Tous les moyens sont bons pour parvenir au pouvoir. Anicet Georges Dologuélé a-t-il pris le temps de définir tous les contours de cet accord avec Bozizé et le KNK, avant d’accepter ? Tout porte à croire que les combattants Séléka n’existent plus. Et pourtant ils sont là, tant à Bangui que dans l’arrière-pays. Pourront-ils croire aux déclarations d’un président qui incarne Bozizé et le KNK ? Peuvent-ils dialoguer sincèrement avec lui sans suspicion ? Déjà son silence vis-à-vis des Séléka en dit long. En acceptant un accord politique avec Bozizé et le KNK, il faut rassurer les combattants Séléka qui doivent être iniquités quant à leur devenir. Que ce soit Anti-Balaka, que ce soit Séléka, ils sont tous armés et attendent un son de cloche rassembleur. Ils ne doivent pas se douter de la sincérité d’un dirigeant. En incarnant Bozizé, Dologuélé entre dans le camp adverse face à l’ex-Séléka, autrement dit le FPRC notamment les autres démembrements de cette coalition. Dologuélé n’étant pas un politicien, le KNK et Bozizé vont le noyer, car il a les mains liées par un accord politique. Bozizé et les siens vont s’imposer sur toute la ligne. En cas de résistance, ce sera une autre crise en perspective. Bozizé étant plus fin, plus expérimenté, plus roublard. Bozizé n’admet jamais la contradiction, il symbolise le triomphe de la pensée unique. Dans ce cas de figure, Dologuélé peut-il être un rassembleur ? Nous avions déjà dit dans nos précédentes éditions que « Bozizé reprend de la main droite, ce qu’il a perdu de la main gauche, par Anicet Georges Dologuélé ». Comment peut-il gouverner avec un certain Bozizé sur les bras ? Que se profile derrière cet accord ? C’est un saut dans l’inconnu dont on ne maîtrise pas les conditions et le lieu d’atterrissage.

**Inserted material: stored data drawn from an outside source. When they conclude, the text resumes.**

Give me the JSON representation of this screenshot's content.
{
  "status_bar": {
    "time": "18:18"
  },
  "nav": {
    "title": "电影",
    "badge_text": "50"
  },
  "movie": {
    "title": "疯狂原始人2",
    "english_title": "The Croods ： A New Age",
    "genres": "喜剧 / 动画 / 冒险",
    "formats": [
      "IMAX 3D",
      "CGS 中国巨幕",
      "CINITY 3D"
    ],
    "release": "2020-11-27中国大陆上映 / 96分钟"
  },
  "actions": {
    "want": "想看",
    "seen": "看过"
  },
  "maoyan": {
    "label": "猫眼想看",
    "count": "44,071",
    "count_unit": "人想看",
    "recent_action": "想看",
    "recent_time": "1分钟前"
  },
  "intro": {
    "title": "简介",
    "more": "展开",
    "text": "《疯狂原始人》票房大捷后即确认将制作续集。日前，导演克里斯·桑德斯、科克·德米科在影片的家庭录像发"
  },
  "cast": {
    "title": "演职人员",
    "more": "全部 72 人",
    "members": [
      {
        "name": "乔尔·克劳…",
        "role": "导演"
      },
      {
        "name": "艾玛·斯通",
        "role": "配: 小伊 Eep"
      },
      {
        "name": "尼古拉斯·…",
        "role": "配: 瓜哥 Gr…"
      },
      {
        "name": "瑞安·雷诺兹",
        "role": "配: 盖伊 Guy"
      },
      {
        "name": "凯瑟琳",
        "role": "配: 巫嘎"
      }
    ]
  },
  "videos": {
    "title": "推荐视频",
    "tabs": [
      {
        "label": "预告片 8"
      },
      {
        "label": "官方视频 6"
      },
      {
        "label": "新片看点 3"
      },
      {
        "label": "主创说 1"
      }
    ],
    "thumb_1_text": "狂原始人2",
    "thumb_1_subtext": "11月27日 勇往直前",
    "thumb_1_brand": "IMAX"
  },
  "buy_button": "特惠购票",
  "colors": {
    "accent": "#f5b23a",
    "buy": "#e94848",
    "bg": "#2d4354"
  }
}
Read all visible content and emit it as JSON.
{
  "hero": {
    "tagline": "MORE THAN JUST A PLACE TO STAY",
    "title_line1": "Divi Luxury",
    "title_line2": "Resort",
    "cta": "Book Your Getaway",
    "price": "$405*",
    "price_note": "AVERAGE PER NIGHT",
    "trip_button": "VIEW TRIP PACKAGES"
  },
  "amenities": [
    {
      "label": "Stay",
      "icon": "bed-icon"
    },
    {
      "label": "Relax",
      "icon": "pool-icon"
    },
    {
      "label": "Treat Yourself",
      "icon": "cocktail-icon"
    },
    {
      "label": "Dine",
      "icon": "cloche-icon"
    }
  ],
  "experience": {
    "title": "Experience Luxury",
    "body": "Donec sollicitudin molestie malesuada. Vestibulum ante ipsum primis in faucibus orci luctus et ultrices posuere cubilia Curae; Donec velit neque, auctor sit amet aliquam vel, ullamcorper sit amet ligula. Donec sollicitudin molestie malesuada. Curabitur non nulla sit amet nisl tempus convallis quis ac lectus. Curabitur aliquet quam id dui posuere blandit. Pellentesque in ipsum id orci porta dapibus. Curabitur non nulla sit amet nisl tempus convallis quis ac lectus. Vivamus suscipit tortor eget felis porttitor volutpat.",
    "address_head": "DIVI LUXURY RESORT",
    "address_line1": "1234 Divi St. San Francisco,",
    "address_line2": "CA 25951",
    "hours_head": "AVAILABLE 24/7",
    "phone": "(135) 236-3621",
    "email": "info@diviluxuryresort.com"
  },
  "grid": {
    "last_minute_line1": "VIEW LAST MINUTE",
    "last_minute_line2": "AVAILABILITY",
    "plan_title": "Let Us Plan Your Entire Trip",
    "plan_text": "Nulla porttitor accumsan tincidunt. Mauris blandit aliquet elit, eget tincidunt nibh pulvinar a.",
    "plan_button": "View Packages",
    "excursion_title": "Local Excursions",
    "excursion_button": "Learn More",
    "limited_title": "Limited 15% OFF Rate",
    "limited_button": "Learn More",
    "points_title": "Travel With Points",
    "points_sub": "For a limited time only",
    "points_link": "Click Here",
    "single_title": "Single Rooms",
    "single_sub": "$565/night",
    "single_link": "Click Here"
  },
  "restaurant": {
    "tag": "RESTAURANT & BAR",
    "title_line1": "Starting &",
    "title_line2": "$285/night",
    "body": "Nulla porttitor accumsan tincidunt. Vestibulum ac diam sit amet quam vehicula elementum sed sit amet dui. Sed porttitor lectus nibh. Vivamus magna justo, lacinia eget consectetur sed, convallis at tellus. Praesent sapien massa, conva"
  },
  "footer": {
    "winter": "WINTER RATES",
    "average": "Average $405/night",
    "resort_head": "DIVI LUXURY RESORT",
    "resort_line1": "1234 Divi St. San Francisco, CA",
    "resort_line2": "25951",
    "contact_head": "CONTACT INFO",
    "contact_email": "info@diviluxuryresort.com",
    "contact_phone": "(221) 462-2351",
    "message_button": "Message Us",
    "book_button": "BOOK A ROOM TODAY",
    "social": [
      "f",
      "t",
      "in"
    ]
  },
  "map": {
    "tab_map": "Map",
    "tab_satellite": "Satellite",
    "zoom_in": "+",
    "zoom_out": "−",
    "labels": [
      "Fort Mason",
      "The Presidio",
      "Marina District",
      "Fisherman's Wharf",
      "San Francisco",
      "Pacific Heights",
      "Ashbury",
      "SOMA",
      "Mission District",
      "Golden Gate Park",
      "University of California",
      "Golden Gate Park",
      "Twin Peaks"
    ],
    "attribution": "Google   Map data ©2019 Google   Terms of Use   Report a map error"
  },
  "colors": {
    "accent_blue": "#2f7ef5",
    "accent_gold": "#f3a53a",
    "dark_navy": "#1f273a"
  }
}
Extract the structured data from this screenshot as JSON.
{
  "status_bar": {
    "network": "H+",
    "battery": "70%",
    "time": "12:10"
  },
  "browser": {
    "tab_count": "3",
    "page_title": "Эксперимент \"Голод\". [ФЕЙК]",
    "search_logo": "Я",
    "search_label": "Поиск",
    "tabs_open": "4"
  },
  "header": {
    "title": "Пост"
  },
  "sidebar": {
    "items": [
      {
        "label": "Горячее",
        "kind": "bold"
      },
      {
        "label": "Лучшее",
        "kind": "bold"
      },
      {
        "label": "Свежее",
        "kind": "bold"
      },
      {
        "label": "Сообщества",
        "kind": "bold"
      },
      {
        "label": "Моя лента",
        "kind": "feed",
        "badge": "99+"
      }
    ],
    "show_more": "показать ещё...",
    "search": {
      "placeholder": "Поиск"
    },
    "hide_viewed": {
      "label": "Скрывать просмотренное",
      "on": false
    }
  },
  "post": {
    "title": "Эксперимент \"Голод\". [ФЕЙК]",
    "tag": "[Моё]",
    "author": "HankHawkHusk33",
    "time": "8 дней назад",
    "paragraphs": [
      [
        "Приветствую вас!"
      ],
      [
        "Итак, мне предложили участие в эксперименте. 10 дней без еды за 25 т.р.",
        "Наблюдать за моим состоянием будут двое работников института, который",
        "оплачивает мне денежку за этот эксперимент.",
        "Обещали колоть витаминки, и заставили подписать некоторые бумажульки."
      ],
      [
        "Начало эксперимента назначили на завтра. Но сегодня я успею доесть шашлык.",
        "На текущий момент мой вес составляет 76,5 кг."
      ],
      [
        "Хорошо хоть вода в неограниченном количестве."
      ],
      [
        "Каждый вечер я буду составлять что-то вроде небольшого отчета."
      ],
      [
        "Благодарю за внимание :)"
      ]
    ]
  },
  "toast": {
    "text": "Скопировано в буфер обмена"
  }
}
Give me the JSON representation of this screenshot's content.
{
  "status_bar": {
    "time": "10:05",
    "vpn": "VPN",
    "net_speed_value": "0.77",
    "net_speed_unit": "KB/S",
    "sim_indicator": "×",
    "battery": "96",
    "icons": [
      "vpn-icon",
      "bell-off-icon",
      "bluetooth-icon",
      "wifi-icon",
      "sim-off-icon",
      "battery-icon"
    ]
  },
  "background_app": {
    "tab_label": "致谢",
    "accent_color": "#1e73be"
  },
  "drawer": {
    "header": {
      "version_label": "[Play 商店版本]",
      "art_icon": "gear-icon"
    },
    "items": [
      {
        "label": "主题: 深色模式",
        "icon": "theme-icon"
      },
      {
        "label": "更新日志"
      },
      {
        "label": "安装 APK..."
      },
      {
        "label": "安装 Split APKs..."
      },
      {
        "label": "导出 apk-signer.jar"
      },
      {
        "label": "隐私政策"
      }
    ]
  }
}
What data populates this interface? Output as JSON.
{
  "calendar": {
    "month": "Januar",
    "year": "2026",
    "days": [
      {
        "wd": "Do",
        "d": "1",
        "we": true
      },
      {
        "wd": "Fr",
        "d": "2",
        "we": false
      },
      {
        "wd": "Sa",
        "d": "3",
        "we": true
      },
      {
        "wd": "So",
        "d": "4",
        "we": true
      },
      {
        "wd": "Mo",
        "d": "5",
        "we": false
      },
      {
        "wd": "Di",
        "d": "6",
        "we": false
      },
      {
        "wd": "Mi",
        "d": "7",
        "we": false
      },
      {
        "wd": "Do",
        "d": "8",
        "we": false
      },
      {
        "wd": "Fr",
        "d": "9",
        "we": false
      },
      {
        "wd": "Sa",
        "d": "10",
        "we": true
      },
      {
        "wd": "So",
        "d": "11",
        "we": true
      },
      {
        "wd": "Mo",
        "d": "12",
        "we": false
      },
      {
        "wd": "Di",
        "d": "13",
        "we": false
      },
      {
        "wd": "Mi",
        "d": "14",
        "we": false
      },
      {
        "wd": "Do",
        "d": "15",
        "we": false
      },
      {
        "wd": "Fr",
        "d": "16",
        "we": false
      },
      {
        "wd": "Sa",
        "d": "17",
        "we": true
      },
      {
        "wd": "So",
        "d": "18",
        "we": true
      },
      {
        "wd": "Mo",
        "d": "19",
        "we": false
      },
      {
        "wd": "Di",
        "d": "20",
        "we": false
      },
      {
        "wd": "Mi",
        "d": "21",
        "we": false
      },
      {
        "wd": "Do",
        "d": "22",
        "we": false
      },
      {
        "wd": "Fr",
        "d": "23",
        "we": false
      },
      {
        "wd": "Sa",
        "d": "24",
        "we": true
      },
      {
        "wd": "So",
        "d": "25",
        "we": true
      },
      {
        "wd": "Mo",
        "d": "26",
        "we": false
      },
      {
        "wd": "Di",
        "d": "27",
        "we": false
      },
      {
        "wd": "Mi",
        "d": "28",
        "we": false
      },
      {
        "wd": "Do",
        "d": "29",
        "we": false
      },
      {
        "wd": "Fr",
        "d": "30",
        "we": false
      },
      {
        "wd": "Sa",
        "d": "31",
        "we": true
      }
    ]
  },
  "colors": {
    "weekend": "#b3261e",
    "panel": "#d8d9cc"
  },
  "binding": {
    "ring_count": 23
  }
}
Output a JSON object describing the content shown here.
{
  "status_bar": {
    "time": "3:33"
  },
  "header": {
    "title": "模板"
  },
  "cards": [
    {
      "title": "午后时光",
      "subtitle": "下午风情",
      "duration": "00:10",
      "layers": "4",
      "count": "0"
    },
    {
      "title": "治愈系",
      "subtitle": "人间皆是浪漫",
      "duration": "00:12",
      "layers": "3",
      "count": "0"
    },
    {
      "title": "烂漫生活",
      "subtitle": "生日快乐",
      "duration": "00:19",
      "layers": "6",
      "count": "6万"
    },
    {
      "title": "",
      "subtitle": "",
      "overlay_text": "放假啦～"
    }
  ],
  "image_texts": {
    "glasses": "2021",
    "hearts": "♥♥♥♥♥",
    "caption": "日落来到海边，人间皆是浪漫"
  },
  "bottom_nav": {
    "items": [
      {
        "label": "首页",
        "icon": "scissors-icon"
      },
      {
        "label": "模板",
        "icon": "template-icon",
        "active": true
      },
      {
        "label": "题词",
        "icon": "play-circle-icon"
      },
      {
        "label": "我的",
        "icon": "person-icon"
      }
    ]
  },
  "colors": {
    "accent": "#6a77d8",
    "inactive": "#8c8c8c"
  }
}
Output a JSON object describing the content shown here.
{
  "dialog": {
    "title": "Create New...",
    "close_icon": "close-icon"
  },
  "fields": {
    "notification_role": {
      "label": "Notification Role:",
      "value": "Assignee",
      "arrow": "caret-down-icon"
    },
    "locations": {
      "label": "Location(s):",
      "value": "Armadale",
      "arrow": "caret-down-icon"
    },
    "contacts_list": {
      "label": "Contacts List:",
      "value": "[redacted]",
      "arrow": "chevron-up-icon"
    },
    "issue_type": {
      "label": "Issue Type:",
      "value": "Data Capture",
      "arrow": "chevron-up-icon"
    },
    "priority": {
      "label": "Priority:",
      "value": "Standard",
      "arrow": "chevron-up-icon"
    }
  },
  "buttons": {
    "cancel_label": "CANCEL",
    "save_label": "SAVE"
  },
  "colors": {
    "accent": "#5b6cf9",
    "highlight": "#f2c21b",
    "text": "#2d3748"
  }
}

Tous les anciens premiers ministres sont candidats à la présidentielle. Faustin Archange Touadéra est du nombre. Mais il s’est engagé en candidat indépendant. Cette posture fait de lui le véritable rassembleur, car il a les mains libres ; il peut tendre la main aussi bien aux Anti-Balaka qu’aux Séléka. De même, ses frères candidats qui l’ont suivi, il sera à l’aise pour les accueillir. C’est notre pays, nous voulons la sécurité et la paix, il est condamné à tendre la main à tout le monde. C’est l’intérêt supérieur de la nation qui prime sur toutes les autres considérations. De même que les candidats qui le suivent doivent être souples et surtout contribuer au succès de leur camp. Touadéra a été chassé de l’Assemblée Générale du KNK et par la suite, le parti a investi François Bozizé comme candidat à la présidentielle. Bozizé et Béa Bertin (le Secrétaire Général) savaient bien que cette candidature n’avait aucune chance d’aboutir. Néanmoins, ils ont osé se fracasser contre le mur.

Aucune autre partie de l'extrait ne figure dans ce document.